How to have different saved_tensor_hooks for different functions

when i use “function” below i mean nodes that are present in autograd graph.

Goal : specify how to pack and unpack saved tensors differently for different functional nodes. i.e. different for say a GeLU and matrixmultiplication functions.

I see in the tutorials that i can define pack_hook and unpack_hook which are globally defined for all tensors. The only input to this function is the tensor itself. Is there a way to identify which function it belongs to?

I also read that I can register pack and unpack hooks on individual tensors. However when should i do this? The autograd graph is constructed as individual forwards are completed. If i try to register pack/ unpack hooks at the end of forward ( by using forward_hook on the module) then it says the hooks can only be set once and they are already set.

  • Any guidance would help. If using pack / unpack hooks is not the correct way what is?
  • I believe i can always define custom functions like customLinear for Linear and define what to store for backward using saved_for_backward. However that requires me to stich a new model from existing model replacing Module (like Linear) with custom modules (like customLinear). This seems like a round about way to doing things. So i am not sure if should just do this.

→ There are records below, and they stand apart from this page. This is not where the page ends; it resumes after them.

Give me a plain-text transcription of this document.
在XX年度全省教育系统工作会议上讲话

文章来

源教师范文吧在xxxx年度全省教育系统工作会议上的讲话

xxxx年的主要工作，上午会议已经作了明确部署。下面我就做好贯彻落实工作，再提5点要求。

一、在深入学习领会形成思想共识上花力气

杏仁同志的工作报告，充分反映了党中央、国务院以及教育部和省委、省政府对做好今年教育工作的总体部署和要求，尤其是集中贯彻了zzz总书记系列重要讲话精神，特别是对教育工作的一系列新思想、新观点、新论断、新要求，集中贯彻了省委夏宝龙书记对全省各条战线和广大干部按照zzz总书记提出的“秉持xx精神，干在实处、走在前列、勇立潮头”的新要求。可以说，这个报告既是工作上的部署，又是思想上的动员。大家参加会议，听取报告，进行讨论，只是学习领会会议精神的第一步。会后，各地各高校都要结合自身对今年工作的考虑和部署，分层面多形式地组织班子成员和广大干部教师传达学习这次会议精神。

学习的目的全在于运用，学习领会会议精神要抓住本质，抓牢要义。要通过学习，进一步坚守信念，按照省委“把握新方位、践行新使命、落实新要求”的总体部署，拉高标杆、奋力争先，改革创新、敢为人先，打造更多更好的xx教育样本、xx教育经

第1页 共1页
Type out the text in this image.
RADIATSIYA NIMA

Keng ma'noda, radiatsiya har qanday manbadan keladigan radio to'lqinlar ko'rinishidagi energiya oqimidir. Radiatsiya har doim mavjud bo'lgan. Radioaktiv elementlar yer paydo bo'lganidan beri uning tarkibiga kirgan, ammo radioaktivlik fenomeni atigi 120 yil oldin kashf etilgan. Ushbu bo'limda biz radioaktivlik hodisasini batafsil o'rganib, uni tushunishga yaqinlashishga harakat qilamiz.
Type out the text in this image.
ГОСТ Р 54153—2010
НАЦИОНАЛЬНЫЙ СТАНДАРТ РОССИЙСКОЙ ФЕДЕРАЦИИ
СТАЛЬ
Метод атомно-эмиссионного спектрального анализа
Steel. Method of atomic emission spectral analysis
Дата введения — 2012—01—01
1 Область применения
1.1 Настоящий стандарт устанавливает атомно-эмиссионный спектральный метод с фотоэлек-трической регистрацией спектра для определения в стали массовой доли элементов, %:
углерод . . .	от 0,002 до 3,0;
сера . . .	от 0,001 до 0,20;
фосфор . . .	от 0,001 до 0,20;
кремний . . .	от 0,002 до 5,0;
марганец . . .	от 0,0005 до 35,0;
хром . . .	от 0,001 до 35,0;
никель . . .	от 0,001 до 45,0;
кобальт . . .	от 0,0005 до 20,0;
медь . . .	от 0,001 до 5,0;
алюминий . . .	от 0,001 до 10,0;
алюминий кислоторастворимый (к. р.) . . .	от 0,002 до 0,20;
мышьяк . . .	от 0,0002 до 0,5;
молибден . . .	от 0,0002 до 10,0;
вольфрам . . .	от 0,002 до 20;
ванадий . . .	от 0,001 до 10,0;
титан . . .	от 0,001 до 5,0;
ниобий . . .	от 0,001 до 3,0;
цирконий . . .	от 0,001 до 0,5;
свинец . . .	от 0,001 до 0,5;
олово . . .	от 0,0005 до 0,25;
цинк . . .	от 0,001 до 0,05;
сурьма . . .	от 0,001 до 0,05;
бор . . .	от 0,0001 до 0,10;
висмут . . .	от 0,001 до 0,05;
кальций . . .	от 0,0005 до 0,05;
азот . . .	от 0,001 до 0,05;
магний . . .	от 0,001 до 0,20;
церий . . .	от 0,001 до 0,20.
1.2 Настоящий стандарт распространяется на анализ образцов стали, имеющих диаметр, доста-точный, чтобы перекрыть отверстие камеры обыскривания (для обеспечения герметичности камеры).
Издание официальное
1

You can’t directly get the backward node for which the forward is saving unfortunately. But there’s a roundabout way to insert logic about what the current node is running.

First I use a TorchFunctionMode to interpose at every call and sets a global variable to point to the current running function.

import torch
from torch.overrides import TorchFunctionMode

current_func = None

class SetCurrentFunc(TorchFunctionMode):
    def __torch_function__(self, func, types, args=(), kwargs=None):
        global current_func
        if not kwargs:
            kwargs = {}
        current_func = func
        out = func(*args, **kwargs)
        current_func = None
        return out

Saved tensor hooks then is able to have access to that variable and do different things in pack/unpack depending on what the current function running is.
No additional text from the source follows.